Photo Renaud Joubert
Apo, Lelia et Margot, 22 ans, sont en 4e année à l’École européenne supérieure de l’image. C’est de cet établissement qu’émane l’une des deux pétitions anti-Vivès lancée en décembre et signée par près de 3 000 personnes dont les trois étudiantes. L’art au service de la provocation et du politiquement incorrect, elles ne le voient pas dans l’œuvre de Vivès. « Il faut questionner ce qu’on fait surtout quand on légitime la pédocriminalité, fulmine Apo. On est fatiguées que ce soit toujours les mêmes types qui soient mis en avant et du boys band qui le soutient. » « La BD pourrait être un super médium pour d’autres représentations comme des sexualités lesbiennes, le sexe Queer ou le rapport au consentement », listent-elles à l’unisson.
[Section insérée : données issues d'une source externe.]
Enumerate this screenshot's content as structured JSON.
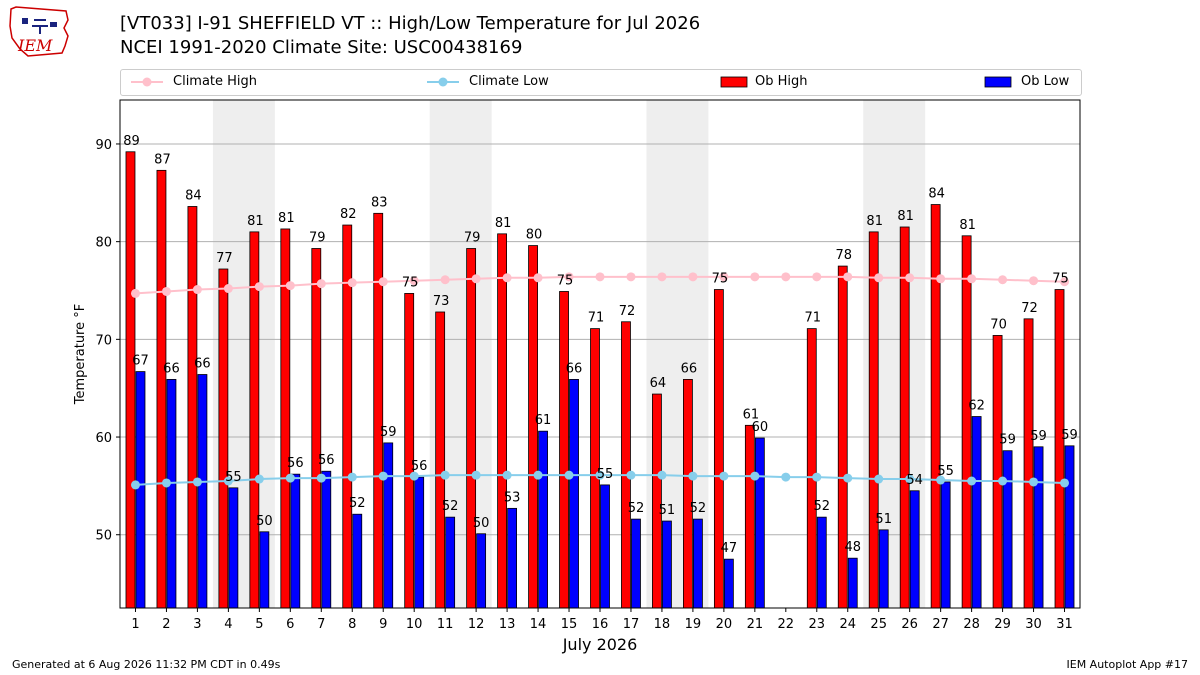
{
  "header": {
    "logo_text": "IEM",
    "title_line1": "[VT033] I-91 SHEFFIELD  VT :: High/Low Temperature for Jul 2026",
    "title_line2": "NCEI 1991-2020 Climate Site: USC00438169"
  },
  "legend": {
    "placement": "top, above plot, single row",
    "items": [
      {
        "label": "Climate High",
        "kind": "line-marker",
        "color": "#ffc0cb"
      },
      {
        "label": "Climate Low",
        "kind": "line-marker",
        "color": "#87ceeb"
      },
      {
        "label": "Ob High",
        "kind": "bar",
        "color": "#ff0000"
      },
      {
        "label": "Ob Low",
        "kind": "bar",
        "color": "#0000ff"
      }
    ]
  },
  "chart_data": {
    "type": "bar",
    "title": "[VT033] I-91 SHEFFIELD  VT :: High/Low Temperature for Jul 2026",
    "subtitle": "NCEI 1991-2020 Climate Site: USC00438169",
    "xlabel": "July 2026",
    "ylabel": "Temperature °F",
    "ylim": [
      42.5,
      94.5
    ],
    "yticks": [
      50,
      60,
      70,
      80,
      90
    ],
    "grid": "horizontal",
    "weekend_shading": [
      [
        4,
        5
      ],
      [
        11,
        12
      ],
      [
        18,
        19
      ],
      [
        25,
        26
      ]
    ],
    "categories": [
      "1",
      "2",
      "3",
      "4",
      "5",
      "6",
      "7",
      "8",
      "9",
      "10",
      "11",
      "12",
      "13",
      "14",
      "15",
      "16",
      "17",
      "18",
      "19",
      "20",
      "21",
      "22",
      "23",
      "24",
      "25",
      "26",
      "27",
      "28",
      "29",
      "30",
      "31"
    ],
    "series": [
      {
        "name": "Ob High",
        "type": "bar",
        "color": "#ff0000",
        "values": [
          89.2,
          87.3,
          83.6,
          77.2,
          81.0,
          81.3,
          79.3,
          81.7,
          82.9,
          74.7,
          72.8,
          79.3,
          80.8,
          79.6,
          74.9,
          71.1,
          71.8,
          64.4,
          65.9,
          75.1,
          61.2,
          null,
          71.1,
          77.5,
          81.0,
          81.5,
          83.8,
          80.6,
          70.4,
          72.1,
          75.1
        ],
        "labels": [
          "89",
          "87",
          "84",
          "77",
          "81",
          "81",
          "79",
          "82",
          "83",
          "75",
          "73",
          "79",
          "81",
          "80",
          "75",
          "71",
          "72",
          "64",
          "66",
          "75",
          "61",
          "",
          "71",
          "78",
          "81",
          "81",
          "84",
          "81",
          "70",
          "72",
          "75"
        ]
      },
      {
        "name": "Ob Low",
        "type": "bar",
        "color": "#0000ff",
        "values": [
          66.7,
          65.9,
          66.4,
          54.8,
          50.3,
          56.2,
          56.5,
          52.1,
          59.4,
          55.9,
          51.8,
          50.1,
          52.7,
          60.6,
          65.9,
          55.1,
          51.6,
          51.4,
          51.6,
          47.5,
          59.9,
          null,
          51.8,
          47.6,
          50.5,
          54.5,
          55.4,
          62.1,
          58.6,
          59.0,
          59.1
        ],
        "labels": [
          "67",
          "66",
          "66",
          "55",
          "50",
          "56",
          "56",
          "52",
          "59",
          "56",
          "52",
          "50",
          "53",
          "61",
          "66",
          "55",
          "52",
          "51",
          "52",
          "47",
          "60",
          "",
          "52",
          "48",
          "51",
          "54",
          "55",
          "62",
          "59",
          "59",
          "59"
        ]
      },
      {
        "name": "Climate High",
        "type": "line",
        "color": "#ffc0cb",
        "values": [
          74.7,
          74.9,
          75.1,
          75.2,
          75.4,
          75.5,
          75.7,
          75.8,
          75.9,
          76.0,
          76.1,
          76.2,
          76.3,
          76.3,
          76.4,
          76.4,
          76.4,
          76.4,
          76.4,
          76.4,
          76.4,
          76.4,
          76.4,
          76.4,
          76.3,
          76.3,
          76.2,
          76.2,
          76.1,
          76.0,
          75.9
        ]
      },
      {
        "name": "Climate Low",
        "type": "line",
        "color": "#87ceeb",
        "values": [
          55.1,
          55.3,
          55.4,
          55.5,
          55.7,
          55.8,
          55.8,
          55.9,
          56.0,
          56.0,
          56.1,
          56.1,
          56.1,
          56.1,
          56.1,
          56.1,
          56.1,
          56.1,
          56.0,
          56.0,
          56.0,
          55.9,
          55.9,
          55.8,
          55.7,
          55.7,
          55.6,
          55.5,
          55.5,
          55.4,
          55.3
        ]
      }
    ]
  },
  "footer": {
    "left": "Generated at 6 Aug 2026 11:32 PM CDT in 0.49s",
    "right": "IEM Autoplot App #17"
  }
}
Coco, dessinatrice à Libération et Charlie Hebdo - sous protection policière depuis les attentats -, est l’une des rares à s’exprimer publiquement sur l’affaire : « Il y a une absurdité et quelque chose d’irréel chez Vivès. » Principal argument de la tribune de soutien à l’auteur de Polina à venir (voir encadré). Un gamin d’un sexe de 80 cm, c’est grotesque, ça n’existe pas », poursuit-elle en référence à Petit Paul, l’un des trois ouvrages visés.
“Nous sommes amenés à traiter de sujets graves comme l’inceste, la mort, la pédophilie, les attentats, relate l’artiste. On ne doit pas se laisser enfermer dans cette politique du ressenti ou des réactions emotionnelles. Sinon on ne pourrait rien faire.”